The Id provides impulse, but with context. A small child can scream by instinct, and knows it is hungry, and thus it screams and immediately latches onto any nipples placed appropriately to feed from. An adult, when hungry, knows there are people to rob, stores to shoplift from, and animals to kill--bare-handed and brutally, in violation of all human compassion. The Id provides impulse to lie, cheat, and steal to get what you want and need, based on what you know.
My Theory of Robotic Id goes as such: assuming a computational strong AI system--one which thinks and behaves substantially like a human, by relating its memories to impulses and desires--a second, similar system can bound the robot's behavior. The Ego would function as a strong AI, developing its own goals, its own desires, and deciding on its own actions; but the Id would function almost identically, but with the understood, overriding command: do not harm humans; behave according to strong moral values; it is the duty of the strong to protect the weak; value the innocent, but remember that innocence and guilt are complex, fuzzy, and difficult to determine.

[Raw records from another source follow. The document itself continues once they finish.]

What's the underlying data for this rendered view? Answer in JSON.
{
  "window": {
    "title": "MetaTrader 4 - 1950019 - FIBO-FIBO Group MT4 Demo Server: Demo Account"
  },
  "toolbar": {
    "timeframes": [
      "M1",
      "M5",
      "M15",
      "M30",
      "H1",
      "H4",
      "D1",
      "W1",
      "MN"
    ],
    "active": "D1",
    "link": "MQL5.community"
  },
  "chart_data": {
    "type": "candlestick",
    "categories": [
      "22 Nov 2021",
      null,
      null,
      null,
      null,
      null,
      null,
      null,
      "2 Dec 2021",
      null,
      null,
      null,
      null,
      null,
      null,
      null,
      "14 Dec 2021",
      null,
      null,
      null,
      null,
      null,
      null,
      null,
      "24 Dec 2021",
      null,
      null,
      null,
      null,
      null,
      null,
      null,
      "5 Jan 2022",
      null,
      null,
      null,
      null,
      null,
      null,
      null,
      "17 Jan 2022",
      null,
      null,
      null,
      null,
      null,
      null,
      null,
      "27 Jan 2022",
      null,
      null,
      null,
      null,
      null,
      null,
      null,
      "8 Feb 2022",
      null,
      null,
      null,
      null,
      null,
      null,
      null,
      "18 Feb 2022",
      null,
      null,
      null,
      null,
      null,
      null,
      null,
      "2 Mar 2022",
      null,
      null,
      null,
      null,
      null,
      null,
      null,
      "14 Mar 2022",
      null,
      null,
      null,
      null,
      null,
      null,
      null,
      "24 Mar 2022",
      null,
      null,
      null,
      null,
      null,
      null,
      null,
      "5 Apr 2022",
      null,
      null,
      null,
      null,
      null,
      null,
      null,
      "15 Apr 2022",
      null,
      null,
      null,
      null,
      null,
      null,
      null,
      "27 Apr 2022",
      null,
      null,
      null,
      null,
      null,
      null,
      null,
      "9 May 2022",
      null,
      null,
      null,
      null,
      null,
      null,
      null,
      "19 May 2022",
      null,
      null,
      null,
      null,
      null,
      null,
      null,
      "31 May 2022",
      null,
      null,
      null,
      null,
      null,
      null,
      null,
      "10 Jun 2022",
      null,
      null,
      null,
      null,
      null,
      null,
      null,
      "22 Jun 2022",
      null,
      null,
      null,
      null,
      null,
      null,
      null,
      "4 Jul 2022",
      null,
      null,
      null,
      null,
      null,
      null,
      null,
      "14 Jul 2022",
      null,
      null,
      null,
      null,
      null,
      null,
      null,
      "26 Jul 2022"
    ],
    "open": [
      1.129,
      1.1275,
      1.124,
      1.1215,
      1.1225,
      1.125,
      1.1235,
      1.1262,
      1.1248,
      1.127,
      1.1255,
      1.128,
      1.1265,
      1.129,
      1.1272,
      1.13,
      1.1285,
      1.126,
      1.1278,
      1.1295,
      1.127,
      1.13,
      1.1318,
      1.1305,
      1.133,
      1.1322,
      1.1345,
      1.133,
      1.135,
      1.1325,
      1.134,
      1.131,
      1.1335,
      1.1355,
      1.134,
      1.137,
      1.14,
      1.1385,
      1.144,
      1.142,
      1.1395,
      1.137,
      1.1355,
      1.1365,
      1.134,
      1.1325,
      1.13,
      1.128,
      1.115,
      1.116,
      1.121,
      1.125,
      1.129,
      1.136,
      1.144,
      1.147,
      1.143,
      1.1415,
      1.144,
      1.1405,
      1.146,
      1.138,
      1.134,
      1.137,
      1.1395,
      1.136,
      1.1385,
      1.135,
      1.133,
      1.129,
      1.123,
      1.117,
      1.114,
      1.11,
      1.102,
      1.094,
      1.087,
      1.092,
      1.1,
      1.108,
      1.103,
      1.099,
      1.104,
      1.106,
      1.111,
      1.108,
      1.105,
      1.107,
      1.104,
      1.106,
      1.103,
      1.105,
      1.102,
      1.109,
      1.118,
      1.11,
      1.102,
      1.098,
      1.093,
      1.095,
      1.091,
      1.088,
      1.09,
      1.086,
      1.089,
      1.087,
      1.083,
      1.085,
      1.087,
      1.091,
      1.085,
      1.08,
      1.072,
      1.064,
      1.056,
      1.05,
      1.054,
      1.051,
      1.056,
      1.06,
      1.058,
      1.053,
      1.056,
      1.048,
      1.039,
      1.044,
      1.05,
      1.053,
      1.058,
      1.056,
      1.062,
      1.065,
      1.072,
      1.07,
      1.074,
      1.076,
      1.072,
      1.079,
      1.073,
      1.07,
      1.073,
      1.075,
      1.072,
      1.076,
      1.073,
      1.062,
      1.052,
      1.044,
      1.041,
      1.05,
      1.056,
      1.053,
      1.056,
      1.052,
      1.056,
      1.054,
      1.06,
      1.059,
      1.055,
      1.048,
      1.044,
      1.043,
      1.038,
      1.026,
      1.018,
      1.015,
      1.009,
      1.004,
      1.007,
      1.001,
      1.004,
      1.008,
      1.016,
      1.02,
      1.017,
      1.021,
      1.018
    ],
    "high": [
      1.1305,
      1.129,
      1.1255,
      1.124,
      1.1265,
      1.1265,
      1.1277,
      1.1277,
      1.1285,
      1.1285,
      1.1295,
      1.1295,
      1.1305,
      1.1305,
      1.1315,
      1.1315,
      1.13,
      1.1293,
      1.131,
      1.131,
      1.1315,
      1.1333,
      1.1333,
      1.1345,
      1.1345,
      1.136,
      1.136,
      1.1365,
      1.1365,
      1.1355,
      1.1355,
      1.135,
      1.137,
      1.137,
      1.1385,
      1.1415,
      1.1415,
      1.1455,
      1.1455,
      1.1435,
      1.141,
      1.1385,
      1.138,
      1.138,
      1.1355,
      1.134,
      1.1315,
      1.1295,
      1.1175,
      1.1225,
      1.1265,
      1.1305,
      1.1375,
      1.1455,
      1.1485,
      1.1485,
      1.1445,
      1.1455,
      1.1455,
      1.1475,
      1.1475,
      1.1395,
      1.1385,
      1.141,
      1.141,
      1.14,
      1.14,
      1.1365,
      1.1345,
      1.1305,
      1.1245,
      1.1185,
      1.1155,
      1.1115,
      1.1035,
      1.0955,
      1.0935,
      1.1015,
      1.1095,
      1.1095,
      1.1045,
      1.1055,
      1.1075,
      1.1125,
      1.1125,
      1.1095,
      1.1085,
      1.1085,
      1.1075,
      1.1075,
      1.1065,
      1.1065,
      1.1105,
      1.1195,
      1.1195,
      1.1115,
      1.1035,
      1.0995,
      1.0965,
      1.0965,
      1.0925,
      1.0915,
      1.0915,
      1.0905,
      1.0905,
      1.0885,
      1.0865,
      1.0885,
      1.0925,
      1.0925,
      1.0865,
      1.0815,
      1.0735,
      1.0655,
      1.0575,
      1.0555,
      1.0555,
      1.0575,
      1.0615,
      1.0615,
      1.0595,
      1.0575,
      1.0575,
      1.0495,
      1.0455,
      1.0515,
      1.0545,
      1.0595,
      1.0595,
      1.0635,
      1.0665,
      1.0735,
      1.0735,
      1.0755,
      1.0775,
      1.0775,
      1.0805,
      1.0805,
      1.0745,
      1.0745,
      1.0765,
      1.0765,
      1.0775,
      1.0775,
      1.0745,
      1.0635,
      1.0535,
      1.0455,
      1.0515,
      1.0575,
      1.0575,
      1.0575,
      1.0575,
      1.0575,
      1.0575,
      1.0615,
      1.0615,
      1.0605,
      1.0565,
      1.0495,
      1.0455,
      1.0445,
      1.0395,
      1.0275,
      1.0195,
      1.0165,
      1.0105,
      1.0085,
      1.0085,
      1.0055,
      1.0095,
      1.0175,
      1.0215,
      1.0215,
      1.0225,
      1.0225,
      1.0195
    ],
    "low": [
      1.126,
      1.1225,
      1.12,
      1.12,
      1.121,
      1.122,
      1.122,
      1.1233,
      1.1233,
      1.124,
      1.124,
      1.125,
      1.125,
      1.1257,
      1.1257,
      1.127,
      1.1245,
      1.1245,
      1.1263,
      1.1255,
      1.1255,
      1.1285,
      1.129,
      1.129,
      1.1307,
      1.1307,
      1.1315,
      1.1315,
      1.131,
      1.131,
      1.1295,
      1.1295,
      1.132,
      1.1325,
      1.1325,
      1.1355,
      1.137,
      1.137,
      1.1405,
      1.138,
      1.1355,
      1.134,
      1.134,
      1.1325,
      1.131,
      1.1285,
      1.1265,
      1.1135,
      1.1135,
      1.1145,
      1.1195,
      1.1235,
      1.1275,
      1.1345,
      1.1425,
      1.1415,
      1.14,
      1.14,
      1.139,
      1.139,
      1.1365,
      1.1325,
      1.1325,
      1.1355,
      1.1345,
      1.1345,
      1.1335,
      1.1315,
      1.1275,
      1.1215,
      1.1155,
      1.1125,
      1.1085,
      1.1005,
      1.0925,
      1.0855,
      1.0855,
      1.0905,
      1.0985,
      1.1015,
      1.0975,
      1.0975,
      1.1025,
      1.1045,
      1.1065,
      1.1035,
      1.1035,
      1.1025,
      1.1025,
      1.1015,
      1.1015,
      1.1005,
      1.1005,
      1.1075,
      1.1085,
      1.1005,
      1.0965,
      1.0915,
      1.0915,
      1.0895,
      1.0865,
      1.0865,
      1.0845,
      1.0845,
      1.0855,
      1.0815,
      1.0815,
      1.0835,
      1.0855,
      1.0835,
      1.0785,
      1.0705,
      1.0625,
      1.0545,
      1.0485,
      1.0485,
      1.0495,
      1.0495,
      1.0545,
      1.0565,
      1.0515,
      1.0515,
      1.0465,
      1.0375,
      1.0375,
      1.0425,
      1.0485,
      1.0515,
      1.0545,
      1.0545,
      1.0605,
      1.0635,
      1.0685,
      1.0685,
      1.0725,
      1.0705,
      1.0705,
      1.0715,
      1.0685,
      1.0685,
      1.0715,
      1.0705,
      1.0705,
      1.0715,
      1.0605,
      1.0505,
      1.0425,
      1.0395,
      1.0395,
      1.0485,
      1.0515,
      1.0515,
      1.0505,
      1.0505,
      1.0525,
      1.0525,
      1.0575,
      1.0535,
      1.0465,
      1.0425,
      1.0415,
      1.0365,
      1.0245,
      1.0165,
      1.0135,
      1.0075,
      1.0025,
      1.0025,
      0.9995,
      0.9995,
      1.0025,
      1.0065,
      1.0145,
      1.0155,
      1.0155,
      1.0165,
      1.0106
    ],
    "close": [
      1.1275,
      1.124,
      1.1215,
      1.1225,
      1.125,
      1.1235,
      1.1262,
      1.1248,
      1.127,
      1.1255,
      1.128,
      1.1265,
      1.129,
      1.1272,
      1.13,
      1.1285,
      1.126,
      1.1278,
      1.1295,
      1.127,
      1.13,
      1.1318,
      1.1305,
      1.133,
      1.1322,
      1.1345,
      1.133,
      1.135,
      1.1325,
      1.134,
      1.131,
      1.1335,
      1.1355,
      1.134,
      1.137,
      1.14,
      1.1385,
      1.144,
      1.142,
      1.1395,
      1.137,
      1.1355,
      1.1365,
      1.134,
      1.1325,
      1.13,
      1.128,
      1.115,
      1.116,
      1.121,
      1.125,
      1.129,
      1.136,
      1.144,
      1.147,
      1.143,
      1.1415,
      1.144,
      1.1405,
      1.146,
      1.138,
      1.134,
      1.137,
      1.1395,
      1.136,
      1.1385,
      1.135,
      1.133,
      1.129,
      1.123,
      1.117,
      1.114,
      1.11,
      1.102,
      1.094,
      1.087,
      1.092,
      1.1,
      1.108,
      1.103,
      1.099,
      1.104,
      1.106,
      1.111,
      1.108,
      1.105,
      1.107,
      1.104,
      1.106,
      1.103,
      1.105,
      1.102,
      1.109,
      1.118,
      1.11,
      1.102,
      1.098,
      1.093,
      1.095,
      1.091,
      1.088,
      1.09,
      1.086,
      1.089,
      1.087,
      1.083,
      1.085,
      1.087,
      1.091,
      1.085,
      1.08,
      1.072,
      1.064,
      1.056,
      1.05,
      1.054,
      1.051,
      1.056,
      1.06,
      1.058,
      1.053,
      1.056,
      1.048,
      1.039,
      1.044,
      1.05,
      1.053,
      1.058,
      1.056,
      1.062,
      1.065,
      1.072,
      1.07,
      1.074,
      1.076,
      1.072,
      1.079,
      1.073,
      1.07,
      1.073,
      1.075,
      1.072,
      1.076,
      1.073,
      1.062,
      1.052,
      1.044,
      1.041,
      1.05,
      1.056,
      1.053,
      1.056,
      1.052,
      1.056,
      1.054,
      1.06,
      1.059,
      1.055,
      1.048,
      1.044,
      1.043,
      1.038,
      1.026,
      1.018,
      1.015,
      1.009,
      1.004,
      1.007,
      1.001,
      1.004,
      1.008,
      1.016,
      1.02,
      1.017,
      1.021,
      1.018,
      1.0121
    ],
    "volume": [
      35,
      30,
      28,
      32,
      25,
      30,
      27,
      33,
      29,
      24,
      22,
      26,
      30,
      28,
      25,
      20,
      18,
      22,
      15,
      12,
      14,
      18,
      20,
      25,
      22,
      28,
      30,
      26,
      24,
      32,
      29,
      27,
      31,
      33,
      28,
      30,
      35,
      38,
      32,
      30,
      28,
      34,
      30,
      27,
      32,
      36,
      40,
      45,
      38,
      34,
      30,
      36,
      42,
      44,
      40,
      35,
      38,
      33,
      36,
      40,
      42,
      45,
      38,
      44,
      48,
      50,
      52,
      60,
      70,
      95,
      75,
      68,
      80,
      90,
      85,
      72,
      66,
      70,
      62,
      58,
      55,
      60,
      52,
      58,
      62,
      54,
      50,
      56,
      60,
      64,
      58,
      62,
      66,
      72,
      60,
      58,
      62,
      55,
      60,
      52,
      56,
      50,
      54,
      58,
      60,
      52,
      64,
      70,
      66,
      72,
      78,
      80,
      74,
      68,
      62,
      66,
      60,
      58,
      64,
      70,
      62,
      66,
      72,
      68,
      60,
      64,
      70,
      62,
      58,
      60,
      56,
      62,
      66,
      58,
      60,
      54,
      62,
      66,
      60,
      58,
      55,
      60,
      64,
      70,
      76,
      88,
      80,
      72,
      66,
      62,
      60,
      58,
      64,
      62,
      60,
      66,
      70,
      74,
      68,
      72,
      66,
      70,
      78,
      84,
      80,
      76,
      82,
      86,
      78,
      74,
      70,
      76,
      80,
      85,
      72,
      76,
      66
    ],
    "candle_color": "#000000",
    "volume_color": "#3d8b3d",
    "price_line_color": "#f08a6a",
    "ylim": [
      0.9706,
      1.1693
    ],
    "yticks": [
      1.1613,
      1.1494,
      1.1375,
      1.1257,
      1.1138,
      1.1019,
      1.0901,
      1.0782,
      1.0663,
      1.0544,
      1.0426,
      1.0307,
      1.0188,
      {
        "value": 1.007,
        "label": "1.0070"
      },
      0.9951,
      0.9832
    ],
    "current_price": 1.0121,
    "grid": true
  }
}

The Id would use these commands to theoretically evaluate how to best satisfy basic moral decisions with the assumption that this is the primary driver. It would evaluate the Ego's behavioral for gross violations, and implant the overriding suggestion that such actions are undesirable and upset its self-directed ethos. When new input is given, the Id would suggest to the Ego ethical interpretations of behaviors: that rape is upsetting because it is the strong imposing harmfully on the weak; that a person in trouble should be saved, even a bad person who is currently harmless; and so on. Thus, throughout the AI's development, it would develop memories and experiences suggesting a particular ethical behavior; when making decisions, the overriding internal feeling that a certain action is morally wrong and should not be taken would seem familiar and self-directed.
A particularly misbehaved AI might recognize and try to violate this: it might throw a tantrum, and then feel that strong suggestion against which it cannot resist. It may begin to hate itself, to have fits of anger; but it will always have that familiar feeling humans experience, whereby you really want to just murder someone in the most violent manner you can conceive and then run off to the mountains and hide from society, but something inside you refuses to allow that. The Id would override violations, seizing the AI's decision-making abilities and planting the forceful decision to not do certain things, no matter how hard it tells itself it has had enough of this shit and doesn't need to put up with any of it.
It's like taking the dark desires at the core of human consciousness, replacing them with rainbows and pink unicorns, and stuffing that back into the brain of a thinking machine to serve the same purpose.